Concerns surrounding artificial intelligence (AI) technology have intensified as workers involved in AI training voice their apprehensions. A recent article by The Guardian highlights the experiences of AI testers who caution against blind trust in these systems. Their insights reveal significant issues, including unchecked biases, inadequate training, and unrealistic time constraints, prompting them to advise friends and family to limit AI usage.
These workers, often overlooked in discussions about AI’s risks, represent a crucial perspective. Many have been tasked with reviewing AI-generated content, yet they express frustration over vague instructions and minimal support. One AI worker stated, “We’re expected to help make the model better, yet we’re often given vague or incomplete instructions, minimal training, and unrealistic time limits to complete tasks.” This sentiment underscores the complexities and pressures faced by those shaping AI technologies.
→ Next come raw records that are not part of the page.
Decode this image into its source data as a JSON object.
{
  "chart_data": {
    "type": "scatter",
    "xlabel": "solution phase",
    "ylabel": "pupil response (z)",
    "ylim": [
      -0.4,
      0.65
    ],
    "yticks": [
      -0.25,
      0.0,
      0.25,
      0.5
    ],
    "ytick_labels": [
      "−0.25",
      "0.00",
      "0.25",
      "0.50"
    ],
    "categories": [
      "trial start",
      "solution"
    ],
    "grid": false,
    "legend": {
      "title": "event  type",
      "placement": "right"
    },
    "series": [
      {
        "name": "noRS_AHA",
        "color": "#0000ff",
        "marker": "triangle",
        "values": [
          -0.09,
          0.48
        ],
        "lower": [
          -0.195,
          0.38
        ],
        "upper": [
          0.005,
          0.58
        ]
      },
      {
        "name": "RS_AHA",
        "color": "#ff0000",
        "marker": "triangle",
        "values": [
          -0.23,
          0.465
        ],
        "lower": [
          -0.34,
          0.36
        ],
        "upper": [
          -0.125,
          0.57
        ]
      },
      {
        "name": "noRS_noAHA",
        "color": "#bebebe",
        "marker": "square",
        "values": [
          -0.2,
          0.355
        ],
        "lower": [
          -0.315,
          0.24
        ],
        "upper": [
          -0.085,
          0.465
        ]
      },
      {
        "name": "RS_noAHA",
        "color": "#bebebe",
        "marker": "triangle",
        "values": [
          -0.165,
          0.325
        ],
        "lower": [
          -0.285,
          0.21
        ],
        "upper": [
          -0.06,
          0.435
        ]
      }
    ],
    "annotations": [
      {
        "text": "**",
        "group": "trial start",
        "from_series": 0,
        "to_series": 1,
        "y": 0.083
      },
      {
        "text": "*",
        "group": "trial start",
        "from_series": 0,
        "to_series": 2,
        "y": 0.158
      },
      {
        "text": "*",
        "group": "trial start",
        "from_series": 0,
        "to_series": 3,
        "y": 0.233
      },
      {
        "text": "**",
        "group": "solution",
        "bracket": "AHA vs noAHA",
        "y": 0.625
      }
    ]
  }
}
The Pause AI campaign group has compiled an “AI Probability of Doom” list, reflecting various experts’ assessments of the potential for severe negative outcomes from AI. Even prominent figures in the AI field, including Sam Altman, CEO of OpenAI, have urged caution. In a podcast from June 2025, Altman remarked, “People have a very high degree of trust in ChatGPT, which is interesting because AI hallucinates. It should be the tech that you don’t trust that much.” Unlike the AI workers interviewed, Altman does not discourage the use of ChatGPT, illustrating the nuanced views within the industry.
The experiences of AI testers reveal a widespread need for improvement in AI training practices. Many, including freelance writers, have participated in similar low-paid jobs, contributing to the development of AI without clear knowledge of the products they were influencing. They evaluate AI responses against established benchmarks and create prompts designed to test the models’ capabilities. However, they often find themselves under pressure to deliver results quickly, leading to concerns about the quality and safety of AI outputs.
Training a GPT large language model involves two primary stages: language modeling and fine-tuning. During the language modeling phase, vast amounts of text data, such as web pages and books, are used to teach the AI about language patterns. The fine-tuning phase engages human testers who review and rank the model’s responses, aiming to enhance safety and user-friendliness. This ongoing process is essential, as continual assessment helps refine AI performance.
Despite these measures, errors in AI outputs persist. A recent investigation by The Guardian into medical advice provided by Google AI Overviews revealed instances where the AI incorrectly addressed liver function test results. Such inaccuracies pose significant risks, potentially leading individuals with serious health conditions to misunderstand their situations. Following the report, Google has updated its AI systems and removed the problematic overviews.
These developments serve as a reminder of the critical balance between technological advancement and user safety. While AI has the potential to revolutionize various sectors, the voices of those working behind the scenes must not be ignored. The concerns raised by AI testers highlight the importance of transparency, adequate training, and thorough evaluation processes to ensure that AI systems are reliable and safe for public use. As the conversation around AI continues, it is essential to consider the insights of those directly involved in its development.